Muslim Uyghur adalah Muslim berdarah Turki yang sebagian besar tinggal di Xinjiang, di mana jumlah mereka adalah 45% dari keseluruhan penduduk di sana. Xinjiang sendiri merupakan provinsi terbesar di Tiongkok yang memiliki banyak sumber daya alam. Maka, tak heran apabila Pemerintah Tiongkok memutuskan untuk menjadikan Xinjiang (Negeri Baru) sebagai daerah kekuasaannya.

Xinjiang adalah sebuah kawasan besar, luasnya setara dengan tiga pulau Sumatra, atau sama dengan Pakistan dan Afghanistan digabung jadi satu. Sejak dulu, Xinjiang merupakan wilayah penting yang diperebutkan.

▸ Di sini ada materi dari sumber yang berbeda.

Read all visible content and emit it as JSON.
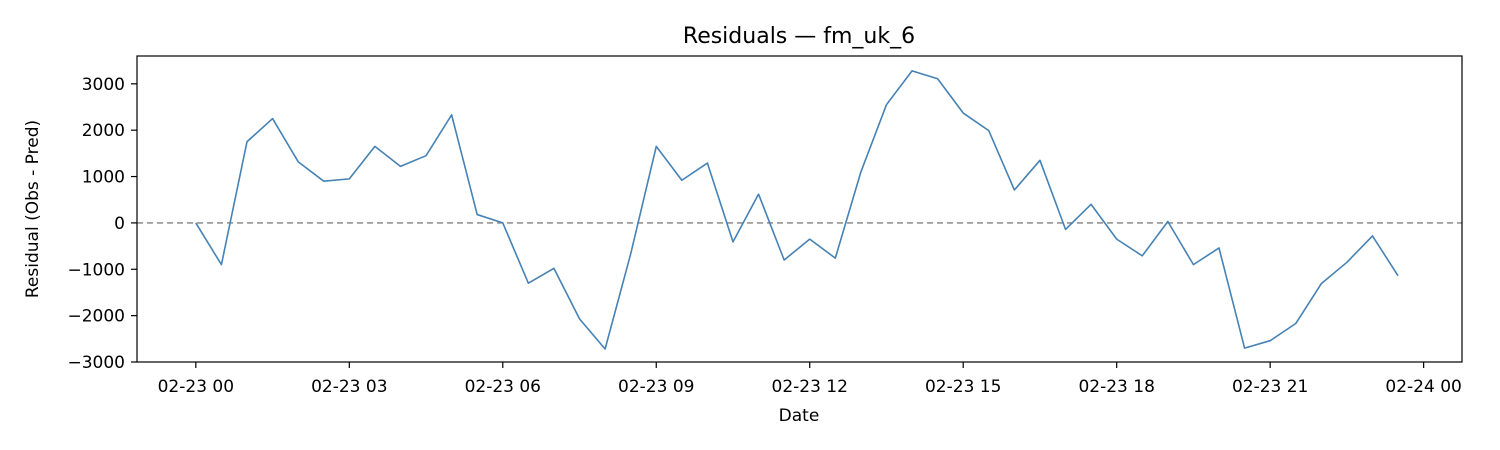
{
  "chart_data": {
    "type": "line",
    "title": "Residuals — fm_uk_6",
    "xlabel": "Date",
    "ylabel": "Residual (Obs - Pred)",
    "x_unit": "hour of 2023-02-23 (date axis)",
    "xlim": [
      -1.15,
      24.75
    ],
    "ylim": [
      -3000,
      3600
    ],
    "grid": false,
    "legend": "none",
    "x_ticks": [
      {
        "value": 0,
        "label": "02-23 00"
      },
      {
        "value": 3,
        "label": "02-23 03"
      },
      {
        "value": 6,
        "label": "02-23 06"
      },
      {
        "value": 9,
        "label": "02-23 09"
      },
      {
        "value": 12,
        "label": "02-23 12"
      },
      {
        "value": 15,
        "label": "02-23 15"
      },
      {
        "value": 18,
        "label": "02-23 18"
      },
      {
        "value": 21,
        "label": "02-23 21"
      },
      {
        "value": 24,
        "label": "02-24 00"
      }
    ],
    "y_ticks": [
      {
        "value": 3000,
        "label": "3000"
      },
      {
        "value": 2000,
        "label": "2000"
      },
      {
        "value": 1000,
        "label": "1000"
      },
      {
        "value": 0,
        "label": "0"
      },
      {
        "value": -1000,
        "label": "−1000"
      },
      {
        "value": -2000,
        "label": "−2000"
      },
      {
        "value": -3000,
        "label": "−3000"
      }
    ],
    "reference_line": {
      "y": 0,
      "style": "dashed",
      "color": "#808080"
    },
    "series": [
      {
        "color": "#4682b4",
        "x": [
          0,
          0.5,
          1,
          1.5,
          2,
          2.5,
          3,
          3.5,
          4,
          4.5,
          5,
          5.5,
          6,
          6.5,
          7,
          7.5,
          8,
          8.5,
          9,
          9.5,
          10,
          10.5,
          11,
          11.5,
          12,
          12.5,
          13,
          13.5,
          14,
          14.5,
          15,
          15.5,
          16,
          16.5,
          17,
          17.5,
          18,
          18.5,
          19,
          19.5,
          20,
          20.5,
          21,
          21.5,
          22,
          22.5,
          23,
          23.5
        ],
        "y": [
          0,
          -900,
          1750,
          2250,
          1320,
          900,
          950,
          1650,
          1220,
          1450,
          2330,
          180,
          0,
          -1300,
          -980,
          -2070,
          -2720,
          -670,
          1650,
          920,
          1290,
          -410,
          620,
          -800,
          -350,
          -760,
          1100,
          2550,
          3280,
          3110,
          2370,
          1990,
          710,
          1350,
          -140,
          400,
          -350,
          -710,
          30,
          -900,
          -540,
          -2700,
          -2540,
          -2170,
          -1310,
          -850,
          -280,
          -1140
        ]
      }
    ]
  }
}
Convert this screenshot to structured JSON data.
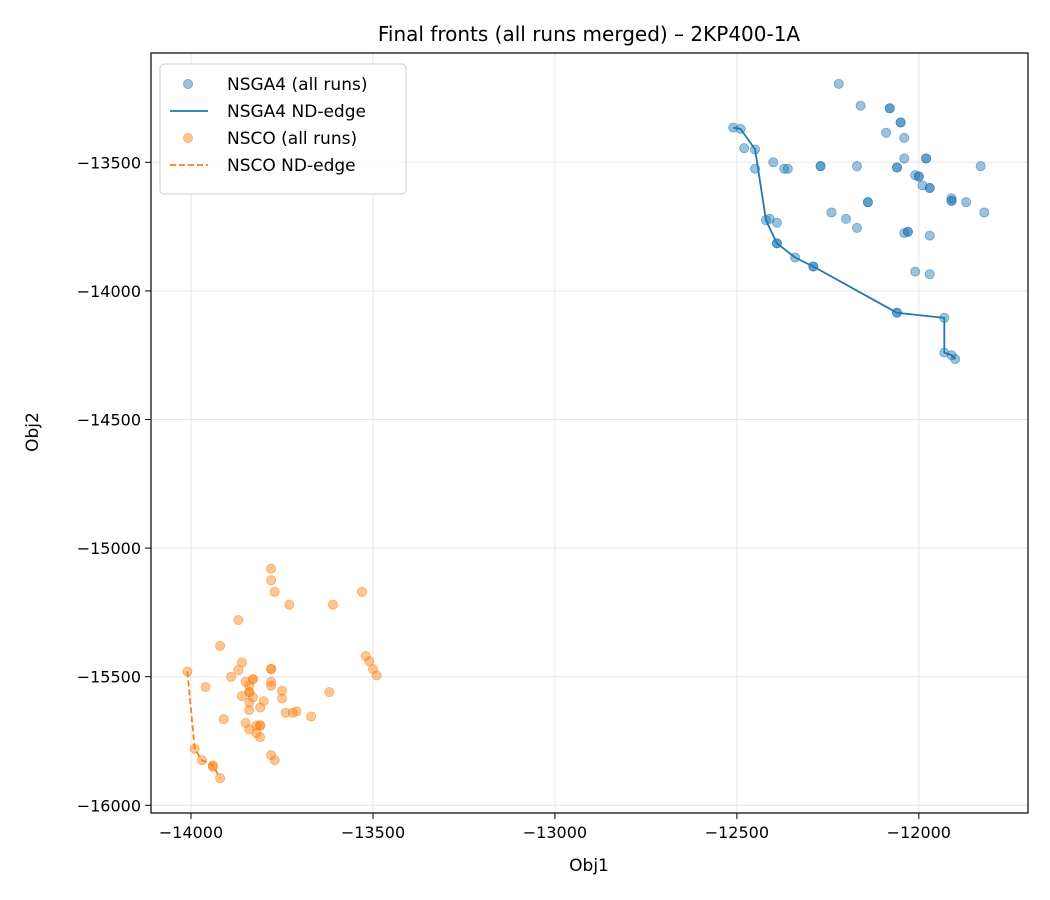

Dulu, Xinjiang merupakan urat nadi perdagangan dunia karena berada di Jalur Sutra. Kini, Xinjiang merupakan wilayah yang kaya sumber daya alam. Ungkapan ‘di mana ada azan di situ ada minyak’, juga terbukti di sini.

Namun kini penduduk muslim Xinjiang tidak merasakan aman berada ditanah mereka sendiri. Hal sebaliknya yang merasakan. Muslim Uyghur Menjerit Kembali!  Kekerasan terhadap Muslim Uyghur di Xinjiang, Tiongkok (Cina), kembali terjadi. Lebih dari satu juta Muslim diduga ditahan secara sewenang-wenang di kamp-kamp penahanan di barat Cina. Pemerintah Cina menahan Muslim Uighur dengan alasan memerangi ekstrimisme dan secara paksa menjalani program-program indoktrinasi. Muslim Uighur dipaksa mempelajari propaganda komunis dan meninggalkan pilar-pilar fundamental Islam dari hal yang paling sederhana. Seperti  beribadah, mengenakan jilbab, menumbuhkan janggut, dan membaca Alquran, dan sebagainya.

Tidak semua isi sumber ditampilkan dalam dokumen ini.